The Conjure Woman Irony

Uncle Julius

Uncle Julius represents a character stereotype that was incredibly popular at the time. Most famously incarnated as Uncle Remus, this broad character type was an old former slave who regaled with slavery-era plantation tales that painted a portrait of happy times with kind masters. Uncle Julius ironically subverts this popular image by constructing Julius in the guise of this familiar trope only to have stories reveal subtly reveal plantation life as the utterly evil system of dehumanization it really was.

Slavery Economics

One of the most corrosively ironic moments in the book occurs when a plantation master orders a conjure woman to poison his grapes to keep the slaves from eating them. By mistake, a newly arrived slave does eat the grapes and is magically transformed into a literal personification of it: he is spry and energetic during the spring, but lethargic and aged when the fall comes. The master figures out he can keep the slaves from eating the grapes while also profiting from particular slave by selling him at above average price during the spring and then buying him back at bargain prices each fall. This greed eventually moves the master to take a chance on increasing the productivity of his vine (and by extension the slave) by making a deal with a Yankee businessman to try out a powerful new fertilizer. The ironic result is that the Yankee has duped the greedy master into buying a product that actually winds up killing the grapevine and, of course, his profitable slave as well.

Clueless John

Some of the most satisfying irony in the story is watching how slyly Julius outwits John. The white Northerner displays a cringe-worthy predilection toward condescension toward the former slave which eventually reveals John as low-level example of how racism so pervades white society. This superiority is often deflated for the reader in a way that deepens the irony as a result of John’s obliviousness. One of the best examples is a story told specifically with the intent of changing John’s mind about firing Julius’ grandson. Operating at once on several different ironic levels, Julius so lacks trust in John’s ability to understand the deeper implications of his stories that he actually voices its moral to which John replies “I am glad, too, that you told us the moral of the story; it might have escaped us otherwise.” The big irony here is that even after displaying his superiority with this remark, John’s actions reveal that he the real moral of the story did escape him. Once again it is left to Annie to penetrate to the real meaning of the story which she exhibits in this case by informing John that she told the grandson they would give him one more chance, thereby overruling John’s earlier pronouncement that the decision to let the boy go had been made and would not change.

Annie

Annie may be intended as a character of great ironic meaning or she may be an example of unintended irony. That Chesnutt deals with his many themes so subtly that neither possibility is manifestly apparent is yet another testament to his genius. Julius is explicitly—though still subtly—a creation sparked in part to undermine the superiority of white society toward black Americans as a race through his interaction with John. That much is fairly obvious. What is not nearly as obvious is whether he purposely created Annie to become the counterpart to Julius in the sphere of gender equality. One thing is irrefutable: it is always Annie who penetrates past the surface qualities of the old man’s stories to apprehend their deeper meaning as opposed to John who either never seems to get at the real meaning or lags far behind Annie. Whether or not this is intended to be irony or not, it can certainly be interpreted as an ironic commentary on John’s quite explicit feelings of superiority toward not only the old black man, but his young wife subject to depression and other displays of emotionalism.

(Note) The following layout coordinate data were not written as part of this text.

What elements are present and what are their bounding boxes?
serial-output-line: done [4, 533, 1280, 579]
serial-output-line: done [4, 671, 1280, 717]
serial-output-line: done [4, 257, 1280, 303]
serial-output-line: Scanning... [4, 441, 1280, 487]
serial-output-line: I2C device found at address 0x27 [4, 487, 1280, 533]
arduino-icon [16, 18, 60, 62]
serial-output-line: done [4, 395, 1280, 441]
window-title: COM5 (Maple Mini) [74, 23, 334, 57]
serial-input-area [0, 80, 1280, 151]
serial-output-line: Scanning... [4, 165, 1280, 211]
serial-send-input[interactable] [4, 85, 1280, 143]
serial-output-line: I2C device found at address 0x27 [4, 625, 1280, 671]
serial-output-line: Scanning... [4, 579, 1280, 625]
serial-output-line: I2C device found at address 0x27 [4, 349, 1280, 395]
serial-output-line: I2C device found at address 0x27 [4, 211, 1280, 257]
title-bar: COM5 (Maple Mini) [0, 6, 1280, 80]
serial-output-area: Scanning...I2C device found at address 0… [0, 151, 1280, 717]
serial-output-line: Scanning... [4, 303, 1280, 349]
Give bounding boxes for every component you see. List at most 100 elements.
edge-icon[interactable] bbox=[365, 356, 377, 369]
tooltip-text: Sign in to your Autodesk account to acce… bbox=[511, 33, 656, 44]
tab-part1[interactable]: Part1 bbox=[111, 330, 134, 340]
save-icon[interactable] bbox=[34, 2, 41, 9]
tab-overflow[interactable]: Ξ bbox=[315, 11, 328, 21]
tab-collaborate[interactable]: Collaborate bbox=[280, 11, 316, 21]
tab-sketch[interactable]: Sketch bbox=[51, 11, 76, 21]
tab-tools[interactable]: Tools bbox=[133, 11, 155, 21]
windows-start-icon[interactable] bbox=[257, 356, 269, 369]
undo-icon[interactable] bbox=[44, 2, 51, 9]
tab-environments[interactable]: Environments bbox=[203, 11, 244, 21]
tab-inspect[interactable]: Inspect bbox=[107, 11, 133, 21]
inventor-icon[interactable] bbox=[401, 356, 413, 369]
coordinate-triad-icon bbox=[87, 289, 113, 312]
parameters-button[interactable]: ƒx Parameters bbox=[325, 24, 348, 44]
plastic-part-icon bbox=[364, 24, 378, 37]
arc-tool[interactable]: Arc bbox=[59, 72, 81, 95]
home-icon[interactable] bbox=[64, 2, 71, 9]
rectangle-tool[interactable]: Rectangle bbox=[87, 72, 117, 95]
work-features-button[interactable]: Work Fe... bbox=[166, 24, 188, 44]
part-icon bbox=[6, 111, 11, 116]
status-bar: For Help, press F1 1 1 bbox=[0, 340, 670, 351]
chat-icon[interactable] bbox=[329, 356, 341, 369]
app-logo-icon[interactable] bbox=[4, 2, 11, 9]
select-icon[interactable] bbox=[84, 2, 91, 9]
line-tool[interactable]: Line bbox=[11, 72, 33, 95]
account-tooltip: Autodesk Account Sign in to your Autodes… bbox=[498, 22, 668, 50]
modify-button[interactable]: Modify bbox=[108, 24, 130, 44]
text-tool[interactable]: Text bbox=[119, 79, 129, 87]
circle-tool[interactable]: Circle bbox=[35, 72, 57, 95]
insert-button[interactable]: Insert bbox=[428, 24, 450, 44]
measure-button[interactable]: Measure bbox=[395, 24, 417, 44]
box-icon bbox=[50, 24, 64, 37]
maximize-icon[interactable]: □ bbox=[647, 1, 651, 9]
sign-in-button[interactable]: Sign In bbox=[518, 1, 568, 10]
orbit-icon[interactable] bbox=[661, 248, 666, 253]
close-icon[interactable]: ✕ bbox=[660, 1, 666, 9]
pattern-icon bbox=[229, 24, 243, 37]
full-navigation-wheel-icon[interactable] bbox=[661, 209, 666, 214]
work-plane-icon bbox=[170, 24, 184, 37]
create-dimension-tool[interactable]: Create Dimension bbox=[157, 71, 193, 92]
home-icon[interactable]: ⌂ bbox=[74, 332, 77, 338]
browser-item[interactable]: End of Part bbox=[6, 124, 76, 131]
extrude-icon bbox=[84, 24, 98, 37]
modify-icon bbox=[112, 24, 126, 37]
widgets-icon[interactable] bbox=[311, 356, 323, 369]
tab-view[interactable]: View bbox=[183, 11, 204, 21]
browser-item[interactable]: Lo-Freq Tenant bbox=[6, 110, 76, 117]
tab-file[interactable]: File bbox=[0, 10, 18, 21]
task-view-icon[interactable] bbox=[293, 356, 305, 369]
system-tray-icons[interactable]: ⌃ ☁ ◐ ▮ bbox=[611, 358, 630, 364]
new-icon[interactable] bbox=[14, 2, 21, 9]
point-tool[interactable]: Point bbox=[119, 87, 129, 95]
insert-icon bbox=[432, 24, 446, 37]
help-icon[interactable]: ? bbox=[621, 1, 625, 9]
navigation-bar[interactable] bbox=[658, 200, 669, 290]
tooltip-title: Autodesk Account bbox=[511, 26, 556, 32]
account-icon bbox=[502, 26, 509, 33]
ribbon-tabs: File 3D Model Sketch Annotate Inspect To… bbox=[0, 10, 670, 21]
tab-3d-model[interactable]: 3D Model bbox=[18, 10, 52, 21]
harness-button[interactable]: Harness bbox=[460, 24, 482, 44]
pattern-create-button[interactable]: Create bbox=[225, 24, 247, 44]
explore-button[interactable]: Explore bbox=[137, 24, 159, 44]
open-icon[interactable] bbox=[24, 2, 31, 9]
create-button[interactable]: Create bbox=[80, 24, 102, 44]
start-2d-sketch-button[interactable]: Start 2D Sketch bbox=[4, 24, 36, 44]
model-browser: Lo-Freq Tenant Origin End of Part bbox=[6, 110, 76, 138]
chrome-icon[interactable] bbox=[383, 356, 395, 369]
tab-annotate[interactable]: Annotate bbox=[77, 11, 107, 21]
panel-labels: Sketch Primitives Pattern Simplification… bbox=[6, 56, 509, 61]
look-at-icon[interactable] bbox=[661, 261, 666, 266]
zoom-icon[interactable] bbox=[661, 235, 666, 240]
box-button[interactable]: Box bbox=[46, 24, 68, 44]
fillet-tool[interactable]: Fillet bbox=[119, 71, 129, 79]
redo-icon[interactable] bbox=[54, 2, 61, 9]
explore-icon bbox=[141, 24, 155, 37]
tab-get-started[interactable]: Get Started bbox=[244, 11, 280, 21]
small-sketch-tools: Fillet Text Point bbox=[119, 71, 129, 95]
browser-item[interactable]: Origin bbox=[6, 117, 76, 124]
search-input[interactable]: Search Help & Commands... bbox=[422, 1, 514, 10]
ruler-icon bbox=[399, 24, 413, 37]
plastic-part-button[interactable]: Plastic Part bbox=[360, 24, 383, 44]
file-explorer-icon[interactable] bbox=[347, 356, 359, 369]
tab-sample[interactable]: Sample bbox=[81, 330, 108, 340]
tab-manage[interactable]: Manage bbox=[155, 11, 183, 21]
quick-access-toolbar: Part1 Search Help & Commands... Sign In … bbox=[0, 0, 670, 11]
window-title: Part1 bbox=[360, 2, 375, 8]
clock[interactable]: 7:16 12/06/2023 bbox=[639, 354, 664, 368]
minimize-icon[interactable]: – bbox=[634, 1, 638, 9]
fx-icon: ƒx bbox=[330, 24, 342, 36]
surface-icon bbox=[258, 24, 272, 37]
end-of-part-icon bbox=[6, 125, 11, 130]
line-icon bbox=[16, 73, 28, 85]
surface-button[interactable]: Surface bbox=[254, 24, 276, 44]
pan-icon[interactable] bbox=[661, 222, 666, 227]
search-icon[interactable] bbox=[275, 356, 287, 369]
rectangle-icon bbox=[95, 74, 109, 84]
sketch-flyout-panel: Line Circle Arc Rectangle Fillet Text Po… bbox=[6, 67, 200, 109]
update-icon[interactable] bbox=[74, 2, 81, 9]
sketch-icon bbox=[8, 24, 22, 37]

The Black Man's Narrative of the White Man's Narrative of the Black Man's Narrative

Subversive irony nearly explodes as a result of a collision of realities. The centerpiece of the stories in the collection is the exposure—for many contemporary readers their very first revelation—of the much more horrific truth about life for slaves on plantation. Despite the fact that it is the story of black American history, it is being negotiated through the prism of a white man’s narrative, thus situating the stories of Julius and the slaves that populate his recollections as mere aspects of John’s own history. The irony almost becomes impossible to contain upon the further realization that the white narrator’s personal history in which black history is just one aspect is actually the history of a black man writing about a white man writing about a black man telling stories about other black Americans. And as if that weren’t enough, the final touch: during his life time, many readers assumed that the actual author of the collection was—like his narrator—a white man.